月にあるコロニーの警察官の日常をたんたんと描写する。
その絵のタッチがまたとても静かで穏やかだ。
細かく手で書き込まれた風景には動きはない。
そこには生命の息吹は感じられないのだが、静謐な心地よさが感じられる。
登場人物はみな横顔しか見せてくれないので何を考えているのかその表情は読めないが、不思議と不安は無い。
 
月のコロニーの治安を守る警察官が主人公なのだが、すでに月のコロニーは過疎化が進んでおり、事件なんてなにも起こらない。たまにあるのは迷子の犬の捜索ぐらい。
コロニーにある24時間営業のマーケットも店主が地球に戻ってしまうため、ロボットが営業を引き継ぐらしい。
コロニーにはモダンな建物がぽつりぽつりと建っているのだけど、どうも誰も住んでいないものがほとんどのようだ。(それらモダンな建物は20世紀初頭に流行ったバウハウス的なデザインのものが多くて非常に好ましい)
 
日々の業務をこなす彼がいつも買っている「月のドーナツ」の自販機が、ある日撤去されかけている場に出くわすのだが、なぜか他の人に全く会ったことがないこの場所に、自販機の代わりにミニカフェができるらしいという話をロボットから聞く。

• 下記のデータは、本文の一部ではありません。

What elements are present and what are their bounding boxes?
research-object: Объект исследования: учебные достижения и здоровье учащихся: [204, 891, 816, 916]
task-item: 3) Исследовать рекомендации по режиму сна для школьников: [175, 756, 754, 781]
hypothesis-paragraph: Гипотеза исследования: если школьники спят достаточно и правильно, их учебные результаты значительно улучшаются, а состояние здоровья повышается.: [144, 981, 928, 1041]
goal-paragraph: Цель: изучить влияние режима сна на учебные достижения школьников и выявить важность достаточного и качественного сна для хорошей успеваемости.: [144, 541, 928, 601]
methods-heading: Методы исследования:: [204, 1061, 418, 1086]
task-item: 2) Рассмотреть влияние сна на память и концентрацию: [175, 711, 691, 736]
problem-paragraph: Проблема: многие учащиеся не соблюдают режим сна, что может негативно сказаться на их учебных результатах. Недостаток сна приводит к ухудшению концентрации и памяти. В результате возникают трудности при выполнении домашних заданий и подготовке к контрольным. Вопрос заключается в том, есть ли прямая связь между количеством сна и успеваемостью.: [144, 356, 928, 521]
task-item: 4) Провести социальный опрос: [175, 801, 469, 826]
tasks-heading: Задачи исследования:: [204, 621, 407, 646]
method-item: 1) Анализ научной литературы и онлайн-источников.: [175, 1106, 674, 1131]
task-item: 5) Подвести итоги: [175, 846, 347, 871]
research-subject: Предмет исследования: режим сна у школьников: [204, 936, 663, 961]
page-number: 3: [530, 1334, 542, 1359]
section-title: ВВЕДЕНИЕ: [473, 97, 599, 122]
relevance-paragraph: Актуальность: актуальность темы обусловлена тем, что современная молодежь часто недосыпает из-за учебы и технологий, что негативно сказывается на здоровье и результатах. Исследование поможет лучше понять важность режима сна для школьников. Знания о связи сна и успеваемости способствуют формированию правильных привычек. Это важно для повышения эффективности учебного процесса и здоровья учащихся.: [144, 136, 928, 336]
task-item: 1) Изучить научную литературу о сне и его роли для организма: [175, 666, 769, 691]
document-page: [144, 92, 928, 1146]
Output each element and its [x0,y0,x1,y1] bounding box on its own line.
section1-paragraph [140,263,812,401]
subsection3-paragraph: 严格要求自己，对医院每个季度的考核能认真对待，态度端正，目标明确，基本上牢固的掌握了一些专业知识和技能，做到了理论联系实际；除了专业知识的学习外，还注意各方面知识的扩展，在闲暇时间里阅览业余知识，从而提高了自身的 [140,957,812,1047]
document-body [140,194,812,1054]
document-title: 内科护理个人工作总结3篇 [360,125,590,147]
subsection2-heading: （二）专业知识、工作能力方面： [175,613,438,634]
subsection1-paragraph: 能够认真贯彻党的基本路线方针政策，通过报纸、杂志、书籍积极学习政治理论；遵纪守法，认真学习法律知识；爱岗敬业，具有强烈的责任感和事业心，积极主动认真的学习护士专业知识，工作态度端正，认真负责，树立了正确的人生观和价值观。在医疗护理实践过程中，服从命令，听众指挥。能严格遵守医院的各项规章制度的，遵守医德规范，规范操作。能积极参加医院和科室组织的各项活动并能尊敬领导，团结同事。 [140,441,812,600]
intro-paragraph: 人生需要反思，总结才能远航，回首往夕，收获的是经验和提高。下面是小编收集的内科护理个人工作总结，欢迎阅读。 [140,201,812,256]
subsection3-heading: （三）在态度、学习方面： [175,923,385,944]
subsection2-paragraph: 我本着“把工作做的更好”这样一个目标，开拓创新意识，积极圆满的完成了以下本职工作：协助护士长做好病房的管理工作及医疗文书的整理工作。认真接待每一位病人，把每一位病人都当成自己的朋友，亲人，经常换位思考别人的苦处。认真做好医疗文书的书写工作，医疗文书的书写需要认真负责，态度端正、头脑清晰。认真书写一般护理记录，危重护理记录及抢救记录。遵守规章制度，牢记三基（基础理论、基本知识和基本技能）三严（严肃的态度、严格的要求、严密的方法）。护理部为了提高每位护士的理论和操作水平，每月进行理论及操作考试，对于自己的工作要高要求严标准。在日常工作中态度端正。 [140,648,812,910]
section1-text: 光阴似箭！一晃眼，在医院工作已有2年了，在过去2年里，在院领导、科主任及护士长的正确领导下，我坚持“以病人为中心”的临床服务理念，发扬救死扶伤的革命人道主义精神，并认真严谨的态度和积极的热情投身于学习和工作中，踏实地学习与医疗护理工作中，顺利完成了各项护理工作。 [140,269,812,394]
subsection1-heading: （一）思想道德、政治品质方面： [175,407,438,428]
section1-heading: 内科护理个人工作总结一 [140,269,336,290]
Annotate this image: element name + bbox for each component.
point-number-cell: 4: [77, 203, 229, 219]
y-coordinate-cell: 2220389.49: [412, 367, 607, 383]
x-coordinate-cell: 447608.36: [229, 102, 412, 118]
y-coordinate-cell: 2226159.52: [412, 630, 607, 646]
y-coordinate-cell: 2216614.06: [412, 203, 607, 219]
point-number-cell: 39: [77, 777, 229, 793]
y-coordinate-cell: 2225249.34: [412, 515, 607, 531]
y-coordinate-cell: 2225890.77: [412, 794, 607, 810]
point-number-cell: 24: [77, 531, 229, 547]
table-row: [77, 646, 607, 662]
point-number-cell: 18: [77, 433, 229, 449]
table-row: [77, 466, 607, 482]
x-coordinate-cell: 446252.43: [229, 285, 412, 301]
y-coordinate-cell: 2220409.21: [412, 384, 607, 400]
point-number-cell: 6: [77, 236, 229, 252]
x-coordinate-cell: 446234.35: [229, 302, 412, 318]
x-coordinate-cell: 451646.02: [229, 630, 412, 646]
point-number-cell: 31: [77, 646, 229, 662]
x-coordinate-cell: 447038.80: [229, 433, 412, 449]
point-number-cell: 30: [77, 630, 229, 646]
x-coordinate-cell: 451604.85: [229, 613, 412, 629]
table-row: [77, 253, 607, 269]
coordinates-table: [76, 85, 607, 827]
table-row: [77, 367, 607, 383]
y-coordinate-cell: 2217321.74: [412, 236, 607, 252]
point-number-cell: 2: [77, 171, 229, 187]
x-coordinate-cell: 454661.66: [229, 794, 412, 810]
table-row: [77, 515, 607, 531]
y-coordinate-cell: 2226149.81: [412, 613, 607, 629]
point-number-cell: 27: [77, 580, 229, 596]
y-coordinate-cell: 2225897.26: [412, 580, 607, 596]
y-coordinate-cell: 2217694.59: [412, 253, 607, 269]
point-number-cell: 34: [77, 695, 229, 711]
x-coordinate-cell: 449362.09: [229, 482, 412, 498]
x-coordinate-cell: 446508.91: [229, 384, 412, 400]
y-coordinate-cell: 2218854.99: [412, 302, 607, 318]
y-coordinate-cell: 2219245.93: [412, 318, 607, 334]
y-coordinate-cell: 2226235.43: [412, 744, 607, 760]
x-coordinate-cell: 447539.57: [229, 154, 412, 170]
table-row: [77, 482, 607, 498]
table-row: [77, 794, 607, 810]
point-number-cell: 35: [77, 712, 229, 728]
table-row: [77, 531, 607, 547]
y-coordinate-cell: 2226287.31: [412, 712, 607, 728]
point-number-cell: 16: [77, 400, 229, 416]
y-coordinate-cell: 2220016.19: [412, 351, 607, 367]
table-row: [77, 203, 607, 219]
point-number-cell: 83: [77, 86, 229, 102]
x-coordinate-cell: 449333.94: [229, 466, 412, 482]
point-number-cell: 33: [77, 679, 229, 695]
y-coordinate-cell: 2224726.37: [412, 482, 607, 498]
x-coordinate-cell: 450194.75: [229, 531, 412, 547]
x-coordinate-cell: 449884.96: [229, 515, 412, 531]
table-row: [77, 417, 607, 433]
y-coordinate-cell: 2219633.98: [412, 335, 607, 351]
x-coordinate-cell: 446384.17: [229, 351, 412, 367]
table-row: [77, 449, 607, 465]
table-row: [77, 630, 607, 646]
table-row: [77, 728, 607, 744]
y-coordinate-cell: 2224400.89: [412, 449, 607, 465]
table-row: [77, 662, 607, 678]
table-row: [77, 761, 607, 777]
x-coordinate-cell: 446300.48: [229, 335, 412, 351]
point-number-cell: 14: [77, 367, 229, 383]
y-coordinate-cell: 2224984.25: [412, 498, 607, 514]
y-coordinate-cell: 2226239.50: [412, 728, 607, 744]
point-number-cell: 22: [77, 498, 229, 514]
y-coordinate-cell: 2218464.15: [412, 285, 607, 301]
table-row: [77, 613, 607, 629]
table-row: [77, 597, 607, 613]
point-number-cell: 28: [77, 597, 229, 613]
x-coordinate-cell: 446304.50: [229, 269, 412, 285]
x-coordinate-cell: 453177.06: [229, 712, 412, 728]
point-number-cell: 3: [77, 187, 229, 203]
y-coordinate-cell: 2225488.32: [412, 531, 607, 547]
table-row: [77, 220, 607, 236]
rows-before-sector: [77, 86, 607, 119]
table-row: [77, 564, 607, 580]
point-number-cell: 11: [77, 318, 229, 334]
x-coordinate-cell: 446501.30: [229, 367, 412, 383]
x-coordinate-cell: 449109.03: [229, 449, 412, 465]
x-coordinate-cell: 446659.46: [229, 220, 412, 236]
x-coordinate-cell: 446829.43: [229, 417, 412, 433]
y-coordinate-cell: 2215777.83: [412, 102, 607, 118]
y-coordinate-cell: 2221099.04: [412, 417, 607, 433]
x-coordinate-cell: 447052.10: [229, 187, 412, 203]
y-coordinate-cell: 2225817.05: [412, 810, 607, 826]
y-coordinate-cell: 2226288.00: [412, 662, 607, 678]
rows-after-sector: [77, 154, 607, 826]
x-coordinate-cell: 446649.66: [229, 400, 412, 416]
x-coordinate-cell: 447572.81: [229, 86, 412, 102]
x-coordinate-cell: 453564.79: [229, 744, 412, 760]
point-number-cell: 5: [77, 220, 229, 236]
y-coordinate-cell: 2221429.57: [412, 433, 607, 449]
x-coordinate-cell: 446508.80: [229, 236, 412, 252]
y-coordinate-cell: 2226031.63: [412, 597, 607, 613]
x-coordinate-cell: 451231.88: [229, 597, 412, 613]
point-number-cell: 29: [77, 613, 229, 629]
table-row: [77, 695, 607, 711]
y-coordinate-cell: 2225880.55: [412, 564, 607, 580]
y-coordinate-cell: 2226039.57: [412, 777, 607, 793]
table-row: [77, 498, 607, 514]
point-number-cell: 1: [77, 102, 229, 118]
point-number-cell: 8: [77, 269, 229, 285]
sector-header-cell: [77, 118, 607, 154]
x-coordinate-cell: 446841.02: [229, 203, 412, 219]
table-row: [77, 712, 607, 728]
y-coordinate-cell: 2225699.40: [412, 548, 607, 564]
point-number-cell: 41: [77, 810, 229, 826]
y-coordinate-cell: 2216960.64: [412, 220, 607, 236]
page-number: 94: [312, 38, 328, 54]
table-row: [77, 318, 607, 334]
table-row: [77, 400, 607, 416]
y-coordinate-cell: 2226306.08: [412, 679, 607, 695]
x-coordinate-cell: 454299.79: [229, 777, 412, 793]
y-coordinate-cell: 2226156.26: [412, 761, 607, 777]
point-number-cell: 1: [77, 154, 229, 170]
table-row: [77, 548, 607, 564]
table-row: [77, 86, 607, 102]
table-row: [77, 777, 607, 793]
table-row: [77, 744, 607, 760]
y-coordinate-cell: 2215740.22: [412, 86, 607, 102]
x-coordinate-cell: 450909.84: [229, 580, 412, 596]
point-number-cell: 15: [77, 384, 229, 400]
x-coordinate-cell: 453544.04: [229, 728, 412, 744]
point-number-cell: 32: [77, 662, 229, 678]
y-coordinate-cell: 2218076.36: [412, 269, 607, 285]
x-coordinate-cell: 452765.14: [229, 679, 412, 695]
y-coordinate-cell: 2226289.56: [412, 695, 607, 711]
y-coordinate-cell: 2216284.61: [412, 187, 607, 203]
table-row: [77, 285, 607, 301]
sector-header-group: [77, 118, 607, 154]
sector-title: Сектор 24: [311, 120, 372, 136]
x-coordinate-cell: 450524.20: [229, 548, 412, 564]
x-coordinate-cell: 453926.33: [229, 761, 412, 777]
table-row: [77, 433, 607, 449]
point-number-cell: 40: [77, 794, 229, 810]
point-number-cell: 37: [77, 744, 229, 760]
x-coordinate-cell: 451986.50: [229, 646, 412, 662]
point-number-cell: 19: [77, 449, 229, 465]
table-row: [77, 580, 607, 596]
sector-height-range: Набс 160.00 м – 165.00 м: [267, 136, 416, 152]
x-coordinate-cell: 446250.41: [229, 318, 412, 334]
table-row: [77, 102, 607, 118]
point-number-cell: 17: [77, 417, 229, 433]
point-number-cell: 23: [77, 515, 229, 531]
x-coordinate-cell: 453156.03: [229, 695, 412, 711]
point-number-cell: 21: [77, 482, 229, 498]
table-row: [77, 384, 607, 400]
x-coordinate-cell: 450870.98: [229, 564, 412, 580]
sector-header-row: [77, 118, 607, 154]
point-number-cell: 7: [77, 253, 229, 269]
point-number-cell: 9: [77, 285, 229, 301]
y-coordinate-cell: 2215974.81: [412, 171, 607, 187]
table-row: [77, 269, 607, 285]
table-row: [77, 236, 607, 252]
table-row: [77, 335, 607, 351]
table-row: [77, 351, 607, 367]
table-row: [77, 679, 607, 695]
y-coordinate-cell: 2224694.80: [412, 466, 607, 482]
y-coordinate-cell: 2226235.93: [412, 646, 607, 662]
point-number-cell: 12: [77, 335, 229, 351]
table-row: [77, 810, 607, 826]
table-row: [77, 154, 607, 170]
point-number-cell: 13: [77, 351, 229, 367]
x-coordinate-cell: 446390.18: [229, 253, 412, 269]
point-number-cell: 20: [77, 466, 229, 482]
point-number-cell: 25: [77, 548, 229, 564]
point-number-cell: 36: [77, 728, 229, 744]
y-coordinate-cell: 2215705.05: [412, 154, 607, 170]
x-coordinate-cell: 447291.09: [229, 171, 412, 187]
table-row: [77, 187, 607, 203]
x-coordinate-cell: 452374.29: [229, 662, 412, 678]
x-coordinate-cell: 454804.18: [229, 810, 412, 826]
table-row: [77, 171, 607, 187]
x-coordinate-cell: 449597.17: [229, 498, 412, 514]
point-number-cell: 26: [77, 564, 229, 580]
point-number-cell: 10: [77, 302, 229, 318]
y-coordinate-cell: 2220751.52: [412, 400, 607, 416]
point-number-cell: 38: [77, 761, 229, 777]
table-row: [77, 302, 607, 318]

この出来事は、たんたんと日々を過ごす彼にとっての大きな変化のきっかけとなるのだが。
といっても、ドラマチックなことは起こらない。
でも、なぜかとても胸に来るなにかわからない感情を呼び起こすラストへと繋がる。
 
この気持は何というのだろう。
もの悲しい切なさがなぜか心地よく感じる瞬間ってある。
「寂しくて切ない、悲しい」思ってしまえばそれまでなのだが、それだけではないとても静かで心穏でそれでいて切なく心地よい、そんな不思議な感情を呼び起こしてくれる。
 
あえて感情を乗せない2色のインクで描かれた月のコロニーの様子がとにかく心地よく、何度も何度も読み返してしまう。
本の大きさや佇まいもとても好ましく、ずっと大事に持っていたくなる本だ。
 
今の生活がなんだかせわしないと思っているあなたへ
 
この美しく愛すべき物語と本を贈りたい。